Curve of Earth


The beautifully dark country-Americana and vivid lyricism on Curve of Earth is a fitting introduction to songwriter Sam Swinson's autobiographical journey through indoctrination and addiction; an endlessly inviting confession from his past battles with substance abuse, and the religious demons lingering from his upbringing in a fundamentalist evangelical cult. For an in-depth look into the story of Ohtis’ journey, read on…


Ohtis originally formed when Swinson and co-founder Adam Pressley were sophomores at high school in Normal, Illinois. They self-released their first material on small run CD-Rs while still teenagers, primarily to a local audience. Their partnership has defined Ohtis, accompanied by a revolving cast of local musicians joining the live act over the years, including re-joining mainstay member and multi-instrumentalist Nate Hahn.


By around 2009, Swinson's addiction had become life-threatening. Weighing the odds of maintaining a creative partnership in those conditions, Pressley and Hahn decided to distance themselves and the band dissolved. They kept in touch whilst living in different parts of the country, swapping ideas and songs online, never planning to release them, in equal parts because of their traumatic falling-out, and Sam’s ongoing addiction to heroin. 


Redemption eventually came in the form of sobriety for Swinson. After making 9th step amends to both of his re-joining bandmates, they brought Ohtis back to life; unfazed by the 2000 miles that now separate them geographically, with Pressley and Hahn in Detroit and Chicago and Swinson in Los Angeles. Sam would record voice demos on a hand-held recorder given to him by a friend who tragically passed away following an overdose. Songwriting happened with his bandmates in lengthy stretches, spurred by phone calls, emails, and revisions.
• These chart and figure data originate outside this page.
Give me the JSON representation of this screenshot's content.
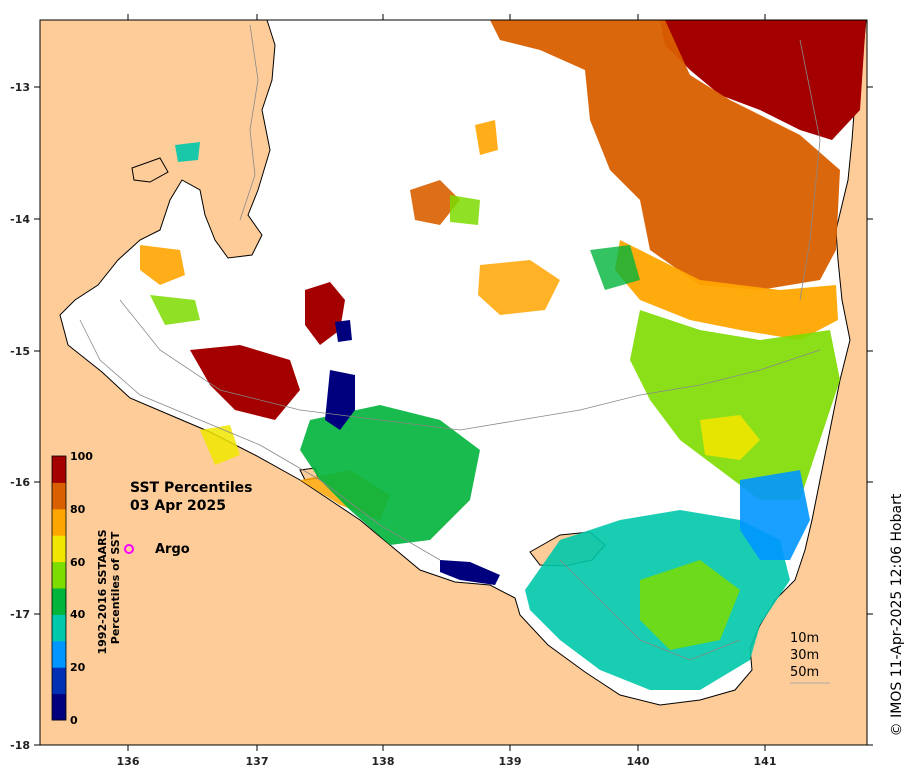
{
  "map": {
    "title": "SST Percentiles",
    "date": "03 Apr 2025",
    "copyright": "© IMOS 11-Apr-2025 12:06 Hobart",
    "lon_ticks": [
      "136",
      "137",
      "138",
      "139",
      "140",
      "141"
    ],
    "lat_ticks": [
      "-13",
      "-14",
      "-15",
      "-16",
      "-17",
      "-18"
    ],
    "colors": {
      "land": "#fdcc99",
      "background": "#ffffff"
    }
  },
  "colorbar": {
    "label_line1": "1992-2016 SSTAARS",
    "label_line2": "Percentiles of SST",
    "ticks": [
      "0",
      "20",
      "40",
      "60",
      "80",
      "100"
    ],
    "colors": [
      "#00007f",
      "#0031b5",
      "#0096ff",
      "#00c8aa",
      "#00b43c",
      "#7ddc00",
      "#f0e600",
      "#ffa500",
      "#d95f00",
      "#a50000"
    ]
  },
  "legend": {
    "argo_label": "Argo",
    "argo_color": "#ff00ff"
  },
  "depth_legend": {
    "items": [
      "10m",
      "30m",
      "50m"
    ]
  }
}
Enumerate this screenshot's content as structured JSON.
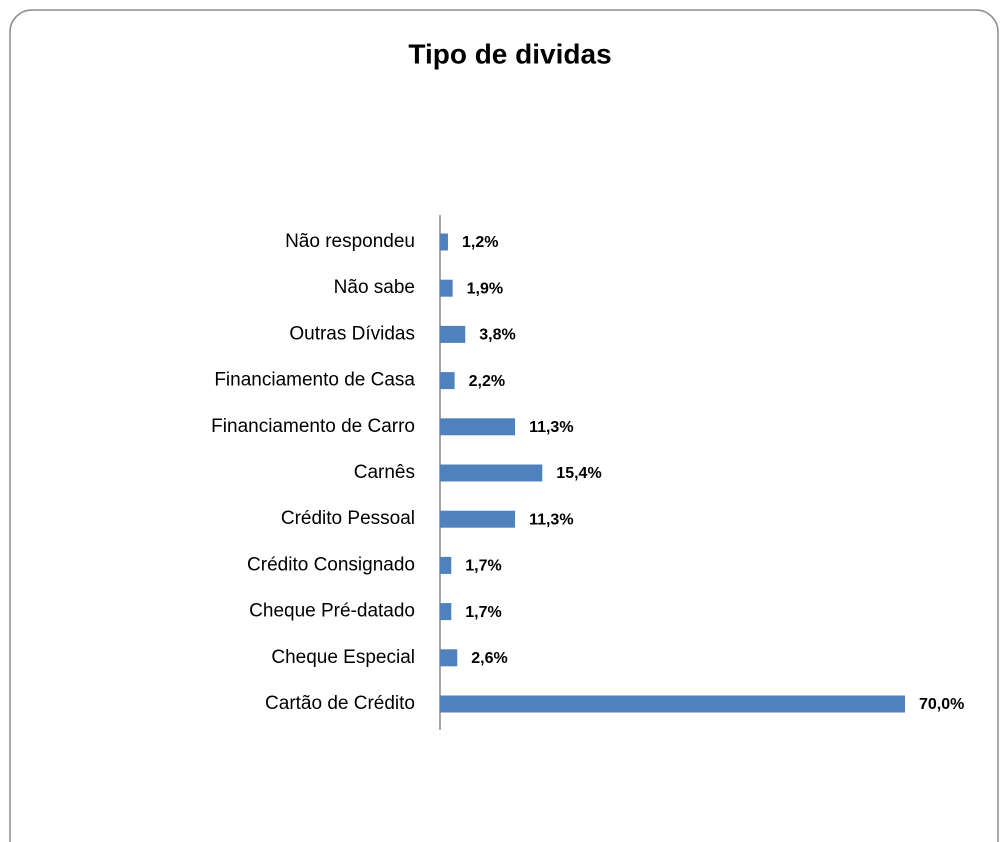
{
  "chart_data": {
    "type": "bar",
    "orientation": "horizontal",
    "title": "Tipo de dividas",
    "categories": [
      "Não respondeu",
      "Não sabe",
      "Outras Dívidas",
      "Financiamento de Casa",
      "Financiamento de Carro",
      "Carnês",
      "Crédito Pessoal",
      "Crédito Consignado",
      "Cheque Pré-datado",
      "Cheque Especial",
      "Cartão de Crédito"
    ],
    "values": [
      1.2,
      1.9,
      3.8,
      2.2,
      11.3,
      15.4,
      11.3,
      1.7,
      1.7,
      2.6,
      70.0
    ],
    "value_labels": [
      "1,2%",
      "1,9%",
      "3,8%",
      "2,2%",
      "11,3%",
      "15,4%",
      "11,3%",
      "1,7%",
      "1,7%",
      "2,6%",
      "70,0%"
    ],
    "color": "#4f81bd"
  }
}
At times unbearably sparse, at others lush, Curve of Earth is a brutal yet alluring creative achievement.  “The songs happen spontaneously,” he explains. “I like to do it that way. The songs have been around for so long, and they weren’t intended to be on a record, but they kind of seemed to follow my life as it was happening. All those songs felt like they would fit with each other on an album.”


Having been through two separate spells in rehab, Sam Swinson’s life has changed utterly, and it’s also prompted an evolution within Ohtis, and the way they approach music. “It’s similar,” he muses. “My life isn’t as crazy, but it’s still pretty crazy. I’m still dealing with a lot of the same issues, with a similar feel.”


This vein of humanity, this empathetic streak means that even at its darkest Curve of Earth remains a striking, inspiring experience. Lead single ‘Runnin’ emerged from a post-rehab wilderness, and it aims to forge links with others on the fringes of society.


“Sam's beautiful encapsulation of recovery principles among the descriptions of his own struggle and redemption with sobriety in ‘Runnin’ was a major factor drawing me back to the band when they reformed,” Nate explains. Sam went to a self-made hell, and when he came out the other side he found a support group waiting for him, which had always been there, in Ohtis.


The links that run through Ohtis’ songwriting reflect the bonds in the project itself; driven apart by addiction, they were pulled together by music, made stronger by their experiences. “Adam is like a brother to me,” insists the singer. “We’ve been through a lot together. And Nate too. He’s been through equally as much, he’s been playing with us for a really long time, and he was right in the thick of the worst of it. We’ve all been through a lot together.”


This weight of experience is what gives Curve of Earth its incredible power. Beguiling, entrancing, yet unrelentingly honest, it maintains a powerful hold on the listener long after the final note fades. “I would hope it’s helpful for people,” Sam states. “The conversation about addiction, it’s like any other mental illness society tends to sweep under the rug. Talking openly about it allows people who haven’t been exposed to recovery at all, who are still afraid and in denial and worried about the stigma, to transcend the shame keeping us sick.”


Curve of Earth is a beautiful, shocking, deeply emotional experience, informed by Sam’s issues but finding hope in the bleakest moments. “It feels like a long time coming,” he says. “We’re ready.”